Possible Implementations 30

Partitioning of tables and indexes is required if you want to take advantage of parallelism. HP

recommends that you limit the number of partitions used, because processes perform better when they

access fewer drives. This arrangement is different from the traditional SQL/MP method of database

design. Normally, distributing partitions across many drives increases performance.

Fact Table Partitioning Techniques

Fact tables are often very large and, therefore, must be partitioned across multiple disk volumes.

To obtain good parallel scan performance, the partitions must be distributed over all processors. Ideally,

the number of table partitions should be a multiple of the number of processors, and the partitions should

be equal in size. Otherwise, scan performance is uneven and is dominated by the largest partition.

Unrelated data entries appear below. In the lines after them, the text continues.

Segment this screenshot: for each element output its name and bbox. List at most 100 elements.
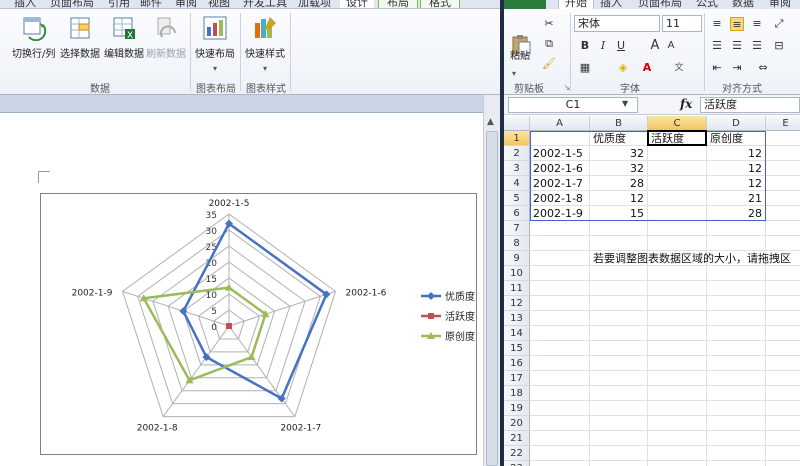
cell-e15[interactable] — [766, 341, 800, 356]
cell-e10[interactable] — [766, 266, 800, 281]
row-header-3[interactable]: 3 — [504, 161, 530, 176]
tab-data[interactable]: 数据 — [732, 0, 754, 9]
spreadsheet-grid[interactable]: A B C D E 1 优质度 活跃度 原创度 2 2002-1-5 32 12 3 2002-1-6 32 1… — [504, 116, 800, 466]
paste-button-label[interactable]: 粘贴 — [510, 47, 530, 62]
row-header-16[interactable]: 16 — [504, 356, 530, 371]
tab-insert[interactable]: 插入 — [600, 0, 622, 9]
document-page[interactable]: 0 5 10 15 20 25 30 35 2002-1-5 2002-1-6 2002-1-7 20… — [0, 113, 483, 466]
align-top-icon[interactable]: ≡ — [710, 17, 724, 31]
cell-a8[interactable] — [530, 236, 590, 251]
cell-c2[interactable] — [648, 146, 707, 161]
cell-e7[interactable] — [766, 221, 800, 236]
cell-b3[interactable]: 32 — [590, 161, 648, 176]
cell-b11[interactable] — [590, 281, 648, 296]
cell-b6[interactable]: 15 — [590, 206, 648, 221]
cell-e17[interactable] — [766, 371, 800, 386]
fill-color-icon[interactable]: ◈ — [616, 61, 630, 75]
cell-d23[interactable] — [707, 461, 766, 466]
column-header-c[interactable]: C — [648, 116, 707, 131]
cell-e18[interactable] — [766, 386, 800, 401]
cell-d19[interactable] — [707, 401, 766, 416]
cell-c18[interactable] — [648, 386, 707, 401]
cell-b5[interactable]: 12 — [590, 191, 648, 206]
cell-b15[interactable] — [590, 341, 648, 356]
cell-b8[interactable] — [590, 236, 648, 251]
row-header-8[interactable]: 8 — [504, 236, 530, 251]
row-header-19[interactable]: 19 — [504, 401, 530, 416]
cell-b1[interactable]: 优质度 — [590, 131, 648, 146]
tab-formulas[interactable]: 公式 — [696, 0, 718, 9]
cell-d17[interactable] — [707, 371, 766, 386]
cell-b23[interactable] — [590, 461, 648, 466]
cell-c20[interactable] — [648, 416, 707, 431]
cell-d22[interactable] — [707, 446, 766, 461]
cell-a19[interactable] — [530, 401, 590, 416]
cell-a5[interactable]: 2002-1-8 — [530, 191, 590, 206]
cell-b16[interactable] — [590, 356, 648, 371]
paste-dropdown-icon[interactable]: ▾ — [512, 69, 516, 78]
cell-b2[interactable]: 32 — [590, 146, 648, 161]
row-header-12[interactable]: 12 — [504, 296, 530, 311]
column-header-a[interactable]: A — [530, 116, 590, 131]
cell-b17[interactable] — [590, 371, 648, 386]
row-header-17[interactable]: 17 — [504, 371, 530, 386]
cell-d2[interactable]: 12 — [707, 146, 766, 161]
cell-c6[interactable] — [648, 206, 707, 221]
radar-chart[interactable]: 0 5 10 15 20 25 30 35 2002-1-5 2002-1-6 2002-1-7 20… — [40, 193, 477, 455]
cell-b22[interactable] — [590, 446, 648, 461]
dialog-launcher-icon[interactable]: ↘ — [560, 81, 574, 95]
cell-d3[interactable]: 12 — [707, 161, 766, 176]
cell-a2[interactable]: 2002-1-5 — [530, 146, 590, 161]
formula-input[interactable]: 活跃度 — [700, 97, 800, 113]
row-header-10[interactable]: 10 — [504, 266, 530, 281]
cell-a17[interactable] — [530, 371, 590, 386]
tab-developer[interactable]: 开发工具 — [243, 0, 287, 8]
tab-page-layout[interactable]: 页面布局 — [50, 0, 94, 8]
cell-d14[interactable] — [707, 326, 766, 341]
underline-icon[interactable]: U — [614, 39, 628, 53]
cell-d16[interactable] — [707, 356, 766, 371]
cell-b19[interactable] — [590, 401, 648, 416]
cell-a11[interactable] — [530, 281, 590, 296]
cell-c10[interactable] — [648, 266, 707, 281]
row-header-14[interactable]: 14 — [504, 326, 530, 341]
cell-e13[interactable] — [766, 311, 800, 326]
cell-c15[interactable] — [648, 341, 707, 356]
cell-e22[interactable] — [766, 446, 800, 461]
cell-a21[interactable] — [530, 431, 590, 446]
grow-font-icon[interactable]: A — [648, 39, 662, 53]
font-color-icon[interactable]: A — [640, 61, 654, 75]
cell-d1[interactable]: 原创度 — [707, 131, 766, 146]
cut-icon[interactable]: ✂ — [542, 17, 556, 31]
cell-e5[interactable] — [766, 191, 800, 206]
row-header-20[interactable]: 20 — [504, 416, 530, 431]
cell-d20[interactable] — [707, 416, 766, 431]
row-header-7[interactable]: 7 — [504, 221, 530, 236]
row-header-2[interactable]: 2 — [504, 146, 530, 161]
column-header-e[interactable]: E — [766, 116, 800, 131]
cell-b10[interactable] — [590, 266, 648, 281]
cell-c11[interactable] — [648, 281, 707, 296]
tab-file[interactable] — [504, 0, 546, 9]
cell-d21[interactable] — [707, 431, 766, 446]
increase-indent-icon[interactable]: ⇥ — [730, 61, 744, 75]
cell-b20[interactable] — [590, 416, 648, 431]
cell-a7[interactable] — [530, 221, 590, 236]
cell-e21[interactable] — [766, 431, 800, 446]
cell-a3[interactable]: 2002-1-6 — [530, 161, 590, 176]
cell-a15[interactable] — [530, 341, 590, 356]
cell-b12[interactable] — [590, 296, 648, 311]
select-all-corner[interactable] — [504, 116, 530, 131]
cell-d13[interactable] — [707, 311, 766, 326]
cell-a10[interactable] — [530, 266, 590, 281]
cell-a23[interactable] — [530, 461, 590, 466]
cell-e23[interactable] — [766, 461, 800, 466]
row-header-21[interactable]: 21 — [504, 431, 530, 446]
cell-e3[interactable] — [766, 161, 800, 176]
font-size-box[interactable]: 11 — [662, 15, 702, 32]
cell-d15[interactable] — [707, 341, 766, 356]
align-center-icon[interactable]: ☰ — [730, 39, 744, 53]
quick-styles-button[interactable]: 快速样式 ▾ — [245, 15, 285, 73]
row-header-13[interactable]: 13 — [504, 311, 530, 326]
cell-e11[interactable] — [766, 281, 800, 296]
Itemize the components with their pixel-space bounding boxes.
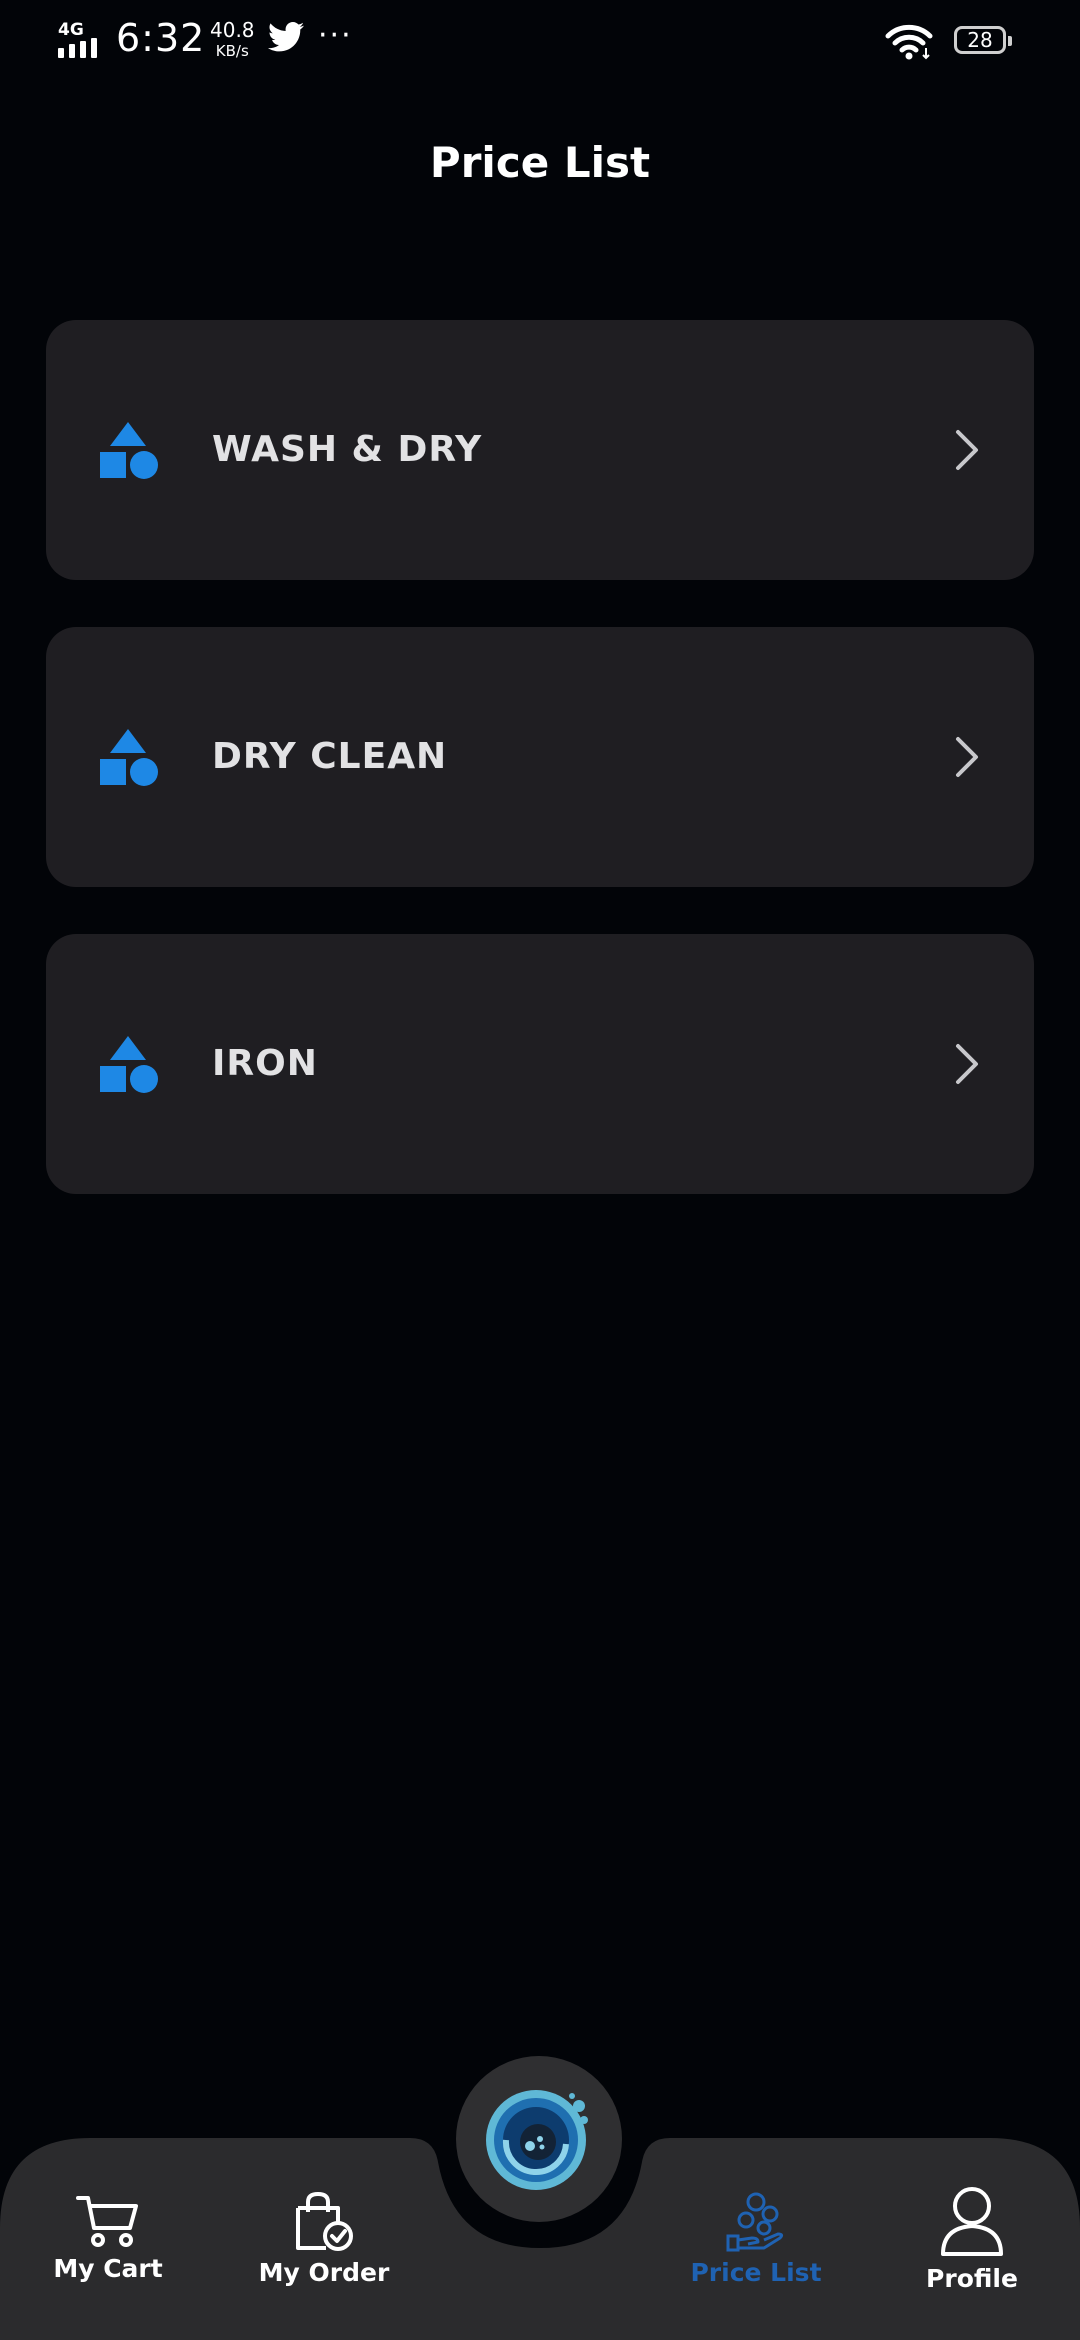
- shapes-icon: [100, 422, 158, 479]
- user-icon: [941, 2187, 1003, 2256]
- service-item-dry-clean[interactable]: DRY CLEAN: [46, 627, 1034, 887]
- cart-icon: [76, 2196, 138, 2247]
- shopping-bag-check-icon: [296, 2192, 353, 2251]
- network-speed: 40.8 KB/s: [210, 20, 255, 62]
- service-item-iron[interactable]: IRON: [46, 934, 1034, 1194]
- nav-price-list[interactable]: Price List: [656, 2192, 856, 2287]
- service-label: WASH & DRY: [212, 429, 483, 470]
- nav-label: My Order: [258, 2258, 390, 2287]
- more-notifications-icon: ···: [318, 18, 353, 53]
- signal-icon: [58, 38, 97, 58]
- wifi-icon: [885, 24, 933, 60]
- chevron-right-icon: [956, 1044, 978, 1084]
- status-time: 6:32: [116, 16, 206, 60]
- nav-my-cart[interactable]: My Cart: [8, 2194, 208, 2283]
- service-item-wash-dry[interactable]: WASH & DRY: [46, 320, 1034, 580]
- network-type: 4G: [58, 20, 84, 40]
- nav-my-order[interactable]: My Order: [224, 2192, 424, 2287]
- status-bar: 4G 6:32 40.8 KB/s ··· 28: [0, 0, 1080, 84]
- page-title: Price List: [429, 138, 651, 187]
- battery-icon: 28: [954, 26, 1012, 54]
- price-list-icon: [726, 2192, 784, 2252]
- shapes-icon: [100, 1036, 158, 1093]
- nav-profile[interactable]: Profile: [872, 2186, 1072, 2293]
- service-label: IRON: [212, 1043, 318, 1084]
- twitter-icon: [268, 22, 304, 52]
- chevron-right-icon: [956, 737, 978, 777]
- nav-label: My Cart: [53, 2254, 163, 2283]
- speed-value: 40.8: [210, 18, 255, 42]
- nav-label: Profile: [926, 2264, 1018, 2293]
- shapes-icon: [100, 729, 158, 786]
- app-logo-icon: [486, 2090, 588, 2190]
- chevron-right-icon: [956, 430, 978, 470]
- service-label: DRY CLEAN: [212, 736, 448, 777]
- nav-label: Price List: [690, 2258, 822, 2287]
- speed-unit: KB/s: [215, 42, 249, 60]
- center-home-button[interactable]: [456, 2056, 622, 2222]
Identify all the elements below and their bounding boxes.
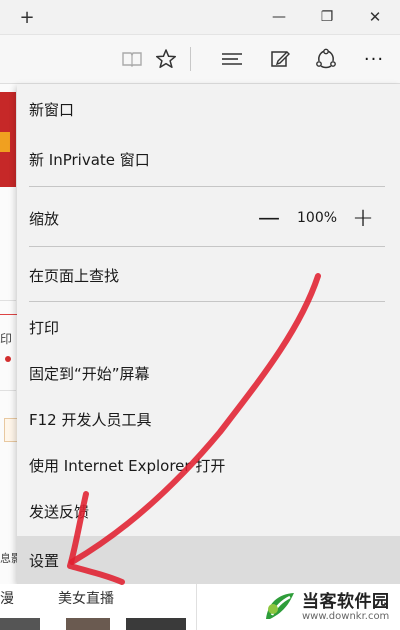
reading-view-button[interactable]: [116, 43, 148, 75]
menu-item-new-inprivate[interactable]: 新 InPrivate 窗口: [17, 134, 400, 184]
favorite-star-icon: [155, 49, 177, 69]
minimize-button[interactable]: —: [256, 0, 302, 34]
menu-item-label: 在页面上查找: [29, 266, 120, 285]
menu-item-open-with-ie[interactable]: 使用 Internet Explorer 打开: [17, 442, 400, 488]
hub-icon: [222, 53, 242, 65]
restore-button[interactable]: ❐: [304, 0, 350, 34]
menu-item-send-feedback[interactable]: 发送反馈: [17, 488, 400, 534]
minus-icon: —: [258, 205, 280, 231]
page-divider: [0, 390, 16, 391]
menu-item-label: 固定到“开始”屏幕: [29, 364, 150, 383]
close-button[interactable]: ✕: [352, 0, 398, 34]
watermark-url: www.downkr.com: [302, 610, 390, 622]
toolbar-separator: [190, 47, 191, 71]
restore-icon: ❐: [320, 9, 334, 25]
menu-item-zoom: 缩放 — 100% +: [17, 194, 400, 242]
zoom-label: 缩放: [29, 209, 60, 228]
reading-view-icon: [122, 52, 142, 67]
page-tab-link[interactable]: 美女直播: [58, 588, 114, 608]
title-bar: + — ❐ ✕: [0, 0, 400, 35]
more-icon: ···: [363, 48, 385, 70]
menu-divider: [29, 301, 385, 302]
watermark-logo: 当客软件园 www.downkr.com: [262, 584, 400, 630]
menu-item-label: 打印: [29, 318, 60, 337]
share-icon: [316, 48, 336, 69]
page-thumbnail[interactable]: [0, 618, 40, 630]
settings-menu: 新窗口 新 InPrivate 窗口 缩放 — 100% + 在页面上查找 打印…: [17, 84, 400, 584]
menu-item-label: 新 InPrivate 窗口: [29, 150, 150, 169]
web-note-button[interactable]: [264, 43, 296, 75]
menu-item-find-on-page[interactable]: 在页面上查找: [17, 252, 400, 298]
close-icon: ✕: [368, 8, 382, 26]
favorite-button[interactable]: [150, 43, 182, 75]
share-button[interactable]: [310, 43, 342, 75]
menu-item-print[interactable]: 打印: [17, 304, 400, 350]
menu-divider: [29, 246, 385, 247]
menu-item-label: 新窗口: [29, 100, 75, 119]
plus-icon: +: [352, 203, 374, 233]
zoom-out-button[interactable]: —: [257, 203, 281, 233]
menu-item-new-window[interactable]: 新窗口: [17, 84, 400, 134]
page-thumbnail[interactable]: [126, 618, 186, 630]
menu-item-label: 发送反馈: [29, 502, 90, 521]
page-thumbnail[interactable]: [66, 618, 110, 630]
web-note-icon: [271, 51, 290, 67]
page-red-dot: [5, 356, 11, 362]
page-divider: [0, 300, 16, 301]
zoom-level: 100%: [297, 210, 338, 226]
minimize-icon: —: [272, 9, 286, 25]
menu-item-label: 使用 Internet Explorer 打开: [29, 456, 226, 475]
browser-toolbar: ···: [0, 35, 400, 84]
zoom-in-button[interactable]: +: [349, 203, 377, 233]
hub-button[interactable]: [216, 43, 248, 75]
menu-item-dev-tools[interactable]: F12 开发人员工具: [17, 396, 400, 442]
more-button[interactable]: ···: [358, 43, 390, 75]
page-fragment-text: 印: [0, 332, 13, 346]
menu-item-settings[interactable]: 设置: [17, 536, 400, 584]
page-fragment-text: 漫: [0, 591, 14, 607]
new-tab-button[interactable]: +: [4, 0, 50, 34]
downkr-logo-icon: [266, 593, 294, 619]
page-banner-image: [0, 92, 16, 187]
menu-item-label: 设置: [29, 551, 60, 570]
page-card: [4, 418, 18, 442]
menu-divider: [29, 186, 385, 187]
menu-item-pin-to-start[interactable]: 固定到“开始”屏幕: [17, 350, 400, 396]
plus-icon: +: [19, 6, 35, 28]
watermark-name: 当客软件园: [302, 591, 390, 612]
page-divider: [196, 584, 197, 630]
menu-item-label: F12 开发人员工具: [29, 410, 152, 429]
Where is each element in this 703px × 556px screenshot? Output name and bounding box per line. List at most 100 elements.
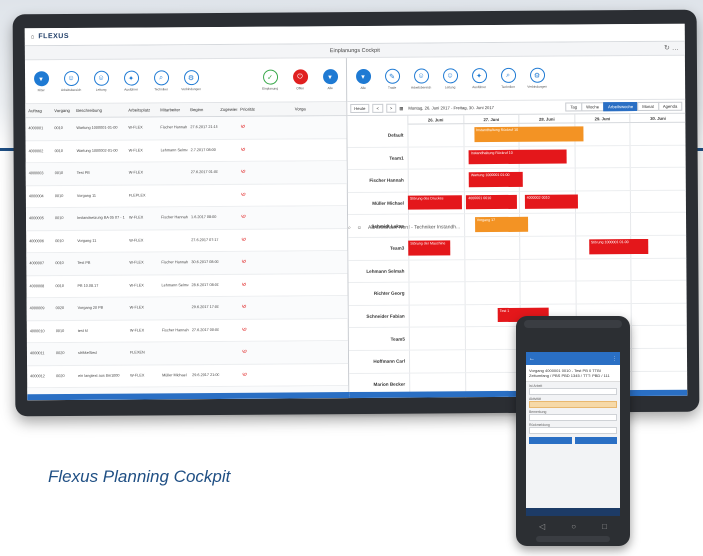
toolbar-button-filter[interactable]: ▾ Filter <box>29 71 53 92</box>
person-icon[interactable]: ☺ <box>442 68 458 84</box>
phone-field-input[interactable] <box>529 414 617 421</box>
view-tab-woche[interactable]: Woche <box>581 102 605 112</box>
resource-label[interactable]: Team1 <box>347 147 408 171</box>
appointment[interactable]: Wartung 1000001 01-00 <box>468 172 523 187</box>
toolbar-button-techniker[interactable]: ⌕ Techniker <box>149 70 173 91</box>
table-row[interactable]: 4000011 0020 strikkeSiecl FLEXEN ⊘ <box>26 341 349 366</box>
table-row[interactable]: 4000010 0010 test kl W-FLEX Fischer Hannah 27… <box>26 318 348 344</box>
resource-label[interactable]: Team3 <box>348 237 409 261</box>
toolbar-button-einplanung[interactable]: ✓ Einplanung <box>258 69 282 91</box>
back-nav-icon[interactable]: ◁ <box>539 522 545 531</box>
table-row[interactable]: 4000004 0010 Vorgang 11 FLEPLEX ⊘ <box>25 183 347 209</box>
toolbar-button-ausführer[interactable]: ✦ Ausführer <box>119 70 143 92</box>
stop-icon[interactable]: ⏻ <box>292 69 308 85</box>
appointment[interactable]: Störung der Maschine <box>408 240 451 256</box>
appointment[interactable]: Instandhaltung Rückruf 10 <box>474 126 584 142</box>
refresh-icon[interactable]: ↻ … <box>664 42 679 56</box>
recent-nav-icon[interactable]: □ <box>602 522 607 531</box>
resource-label[interactable]: Fischer Hannah <box>347 169 408 193</box>
person-icon[interactable]: ☺ <box>413 68 429 84</box>
view-tab-arbeitswoche[interactable]: Arbeitswoche <box>603 102 639 112</box>
back-icon[interactable]: ← <box>529 356 535 362</box>
filter-icon[interactable]: ▾ <box>322 69 338 85</box>
toolbar-button-arbeitsbereich[interactable]: ☺ Arbeitsbereich <box>59 70 83 92</box>
toolbar-button-alle[interactable]: ▾ Alle <box>351 68 375 90</box>
phone-field-input[interactable] <box>529 388 617 395</box>
resource-label[interactable]: Schneider Fabian <box>348 305 409 329</box>
resource-label[interactable]: Müller Michael <box>347 192 409 216</box>
column-header[interactable]: Zugewiesen <box>217 107 237 112</box>
bulb-icon[interactable]: ✦ <box>471 68 487 84</box>
table-row[interactable]: 4000007 0010 Test PB W-FLEX Fischer Hannah 30… <box>26 251 348 276</box>
toolbar-button-alle[interactable]: ▾ Alle <box>318 69 342 90</box>
appointment[interactable]: Vorgang 17 <box>474 217 529 233</box>
table-row[interactable]: 4000001 0010 Wartung 1000001-01-00 W-FLEX Fi… <box>25 116 347 141</box>
next-button[interactable]: > <box>385 103 397 113</box>
prev-button[interactable]: < <box>372 103 383 113</box>
toolbar-button-arbeitsbereich[interactable]: ☺ Arbeitsbereich <box>409 68 433 90</box>
person-search-icon[interactable]: ⌕ <box>153 70 169 86</box>
phone-field-input[interactable] <box>529 401 617 408</box>
phone-action-button[interactable] <box>529 437 572 444</box>
toolbar-button-trade[interactable]: ✎ Trade <box>380 68 404 90</box>
table-cell: PB 10.08.17 <box>77 283 99 288</box>
check-icon[interactable]: ✓ <box>262 69 278 85</box>
column-header[interactable]: Beginn <box>187 107 217 112</box>
column-header[interactable]: Arbeitsplatz <box>125 107 157 112</box>
resource-lane[interactable] <box>408 213 687 238</box>
column-header[interactable]: Vorgang <box>51 108 73 113</box>
resource-label[interactable]: Hoffmann Carl <box>348 350 410 374</box>
appointment[interactable]: 4000002 0010 <box>524 194 579 210</box>
phone-action-button[interactable] <box>574 437 617 444</box>
resource-lane[interactable] <box>407 167 686 193</box>
appointment[interactable]: Instandhaltung Rückruf 10 <box>468 149 567 165</box>
table-row[interactable]: 4000005 0010 Instandsetzung BA 05 07 - 1 W-… <box>25 206 348 231</box>
table-row[interactable]: 4000009 0020 Vorgang 20 PB W-FLEX 29.6.2017 … <box>26 296 348 321</box>
resource-label[interactable]: Richter Georg <box>348 282 409 306</box>
resource-label[interactable]: Team5 <box>348 328 409 352</box>
table-row[interactable]: 4000002 0010 Wartung 1000002-01-00 W-FLEX Le… <box>25 138 347 164</box>
gear-icon[interactable]: ⚙ <box>529 67 545 83</box>
view-tab-tag[interactable]: Tag <box>565 102 583 112</box>
resource-lane[interactable] <box>408 280 687 306</box>
table-row[interactable]: 4000006 0010 Vorgang 11 W-FLEX 27.6.2017 07:… <box>26 228 348 254</box>
column-header[interactable]: Auftrag <box>25 108 51 113</box>
phone-field-input[interactable] <box>529 427 617 434</box>
toolbar-button-ausführer[interactable]: ✦ Ausführer <box>467 68 491 89</box>
view-tab-agenda[interactable]: Agenda <box>657 101 683 111</box>
toolbar-button-verbindungen[interactable]: ⚙ Verbindungen <box>179 70 203 91</box>
table-row[interactable]: 4000012 0020 ein langtext aus 8m1000 W-FLEX… <box>27 363 349 389</box>
toolbar-button-offen[interactable]: ⏻ Offen <box>288 69 312 90</box>
phone-menu-icon[interactable]: ⋮ <box>612 356 617 362</box>
today-button[interactable]: Heute <box>350 103 370 114</box>
gear-icon[interactable]: ⚙ <box>183 70 199 86</box>
resource-label[interactable]: Schmidt Lukas <box>348 215 409 239</box>
resource-label[interactable]: Lehmann Selmah <box>348 260 409 284</box>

To avoid controller I/O contention, place multiple partitions within the same processor on disk volumes

attached to different controllers, if possible.

You can partition tables in three ways. Each method relies on the standard range partitioning or hash

partitioning capabilities of SQL/MX software. You must fully understand the advantages and

disadvantages of each method at design time. The specific method used affects the load architecture,

query performance, and degree of database maintenance.

To choose an effective partitioning method, you must first understand the nature of the data and the

type of processing that will occur, both in batch and query.

Consider these questions when you decide which column or columns to use for partitioning and the order

of the key columns:

• What is the expected rate and frequency of loads?

• What is the time window for the loads?

• Are data loads done in batch or online?

• Will new rows be added in sequential order or in random order?

• After the data is loaded, will it be processed in batch or by queries?

• Does the partitioning method aid the order in which the data is accessed?

• How often will queries supply predicates for the key columns, including the partitioning column?

• What is the data distribution and unique value count of each key column?

• Which key columns are likely to enable MDAM query technology processing?

A fact table is the central part of the star schema, often the schema of choice for databases. The

granularity of the fact table is determined by the level of detail in the dimension tables. Each dimension is

represented in the fact table by a dimensional value, which becomes one of the fact table key columns.

The number of dimensions usually equals the number of fact table key columns. The primary key of the

fact table is composed of the collection of dimension columns and uniquely identifies each row. Each

fact table key column is a foreign key to a corresponding dimension table.

For example, a simple retail fact table may consist of three dimensions and has a grain of time, location,

and product. Each dimension is represented in the fact table as an individual key column, and each row

of the fact table includes all three dimensions.

If your fact table does not possess these characteristics—that is, if there are key columns in the fact table

that do not reference dimension tables, or if there are data columns in the fact table that are foreign

keys to dimension tables—review your design’s dimensional modeling techniques.

In standard range partitioning, the leading column or columns partition the table horizontally. For

example, if the chosen key order is location, time, and product, you could use location for the

partitioning column. You would order the table data by location and distribute it across all disk volumes

based on specific partitioning values.